Description With its body divided into five horizontal registers separated by thick black and red lines, this amphora depicts a variety of real and mythical animals on a yellow background crowded with black dots, leaves, and rosettes. The animals–leopards, boars, swans, and goats, as well as mythical harpies, sirens, and sphinxes–are painted with black slip; their details are rendered with a red-purple pigment and incised lines. Although slightly damaged, the palmette design on one side of the neck is still visible. Corinth dominated the Mediterranean pottery industry from the second half of the seventh century BCE through the first half of the sixth century BCE. Corinthian ceramics were typically light yellow or white clay decorated with black, white, and red glazes. This style of pottery often uses Near Eastern, or “Orientalizing,” motifs, depicting real and mythological animals in registers crowded with incised rosettes. While dot rosettes are typical of Proto-Corinthian ware, “ripe” Corinthian vessels of the late seventh and early six century BCE are characterized by their incised rosettes, using line to indicate the individual petals.
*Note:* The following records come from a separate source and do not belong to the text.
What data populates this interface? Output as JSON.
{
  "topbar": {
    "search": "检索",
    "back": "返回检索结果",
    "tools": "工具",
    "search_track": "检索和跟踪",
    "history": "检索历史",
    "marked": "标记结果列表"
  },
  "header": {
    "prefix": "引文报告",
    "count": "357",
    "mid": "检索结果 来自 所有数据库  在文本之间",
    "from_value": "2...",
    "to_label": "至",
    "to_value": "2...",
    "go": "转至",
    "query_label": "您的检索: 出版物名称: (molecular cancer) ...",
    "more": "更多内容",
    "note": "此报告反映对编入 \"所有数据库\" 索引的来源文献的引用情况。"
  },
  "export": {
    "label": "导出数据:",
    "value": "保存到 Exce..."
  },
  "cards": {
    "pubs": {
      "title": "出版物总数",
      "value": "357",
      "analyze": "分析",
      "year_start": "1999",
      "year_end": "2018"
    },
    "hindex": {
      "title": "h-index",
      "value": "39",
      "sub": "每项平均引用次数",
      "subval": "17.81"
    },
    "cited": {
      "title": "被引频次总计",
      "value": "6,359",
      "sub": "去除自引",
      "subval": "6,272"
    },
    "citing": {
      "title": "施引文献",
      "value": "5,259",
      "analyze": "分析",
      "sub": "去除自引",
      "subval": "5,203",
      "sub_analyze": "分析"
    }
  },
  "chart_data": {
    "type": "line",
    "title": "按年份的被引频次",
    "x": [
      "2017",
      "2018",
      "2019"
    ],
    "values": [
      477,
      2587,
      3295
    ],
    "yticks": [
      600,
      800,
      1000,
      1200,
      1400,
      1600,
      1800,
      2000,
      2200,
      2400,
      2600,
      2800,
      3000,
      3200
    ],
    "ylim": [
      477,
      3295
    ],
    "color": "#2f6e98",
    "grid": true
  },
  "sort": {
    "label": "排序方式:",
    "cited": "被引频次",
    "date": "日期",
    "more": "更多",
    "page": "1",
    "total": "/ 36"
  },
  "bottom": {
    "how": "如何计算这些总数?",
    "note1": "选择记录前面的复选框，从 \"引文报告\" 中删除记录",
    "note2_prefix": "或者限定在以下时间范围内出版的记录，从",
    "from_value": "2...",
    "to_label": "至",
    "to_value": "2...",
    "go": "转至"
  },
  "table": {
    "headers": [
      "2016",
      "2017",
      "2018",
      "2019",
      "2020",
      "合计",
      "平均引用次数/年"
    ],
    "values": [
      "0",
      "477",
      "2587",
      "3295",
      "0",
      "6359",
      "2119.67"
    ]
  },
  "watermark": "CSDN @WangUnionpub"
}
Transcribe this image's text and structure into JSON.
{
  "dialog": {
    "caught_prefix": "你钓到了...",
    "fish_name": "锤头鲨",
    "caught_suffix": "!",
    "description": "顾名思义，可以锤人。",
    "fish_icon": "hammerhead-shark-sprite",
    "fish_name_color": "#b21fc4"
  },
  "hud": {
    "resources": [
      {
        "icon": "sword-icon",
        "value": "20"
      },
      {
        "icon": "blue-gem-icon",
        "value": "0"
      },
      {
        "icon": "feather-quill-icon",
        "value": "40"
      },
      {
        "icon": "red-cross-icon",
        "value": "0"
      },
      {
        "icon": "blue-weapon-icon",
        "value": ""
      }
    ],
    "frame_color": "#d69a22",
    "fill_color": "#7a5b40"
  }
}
- In Search of Ancient Treasure: 40 Years of Collecting. The Walters Art Gallery, Baltimore. 1978.
Provenance Henry G. Marquand, New York [date and mode of acquisition unknown]; Henry G. Marquand Sale, American Art Galleries, New York, 1902, no. 972. Robert Garrett, Baltimore, by purchase [date of acquisition unknown]; Kende Galleries, New York, The Robert Garrett Collection Sale, October 6, 1951, no. 96; Walters Art Museum, 1951, by purchase.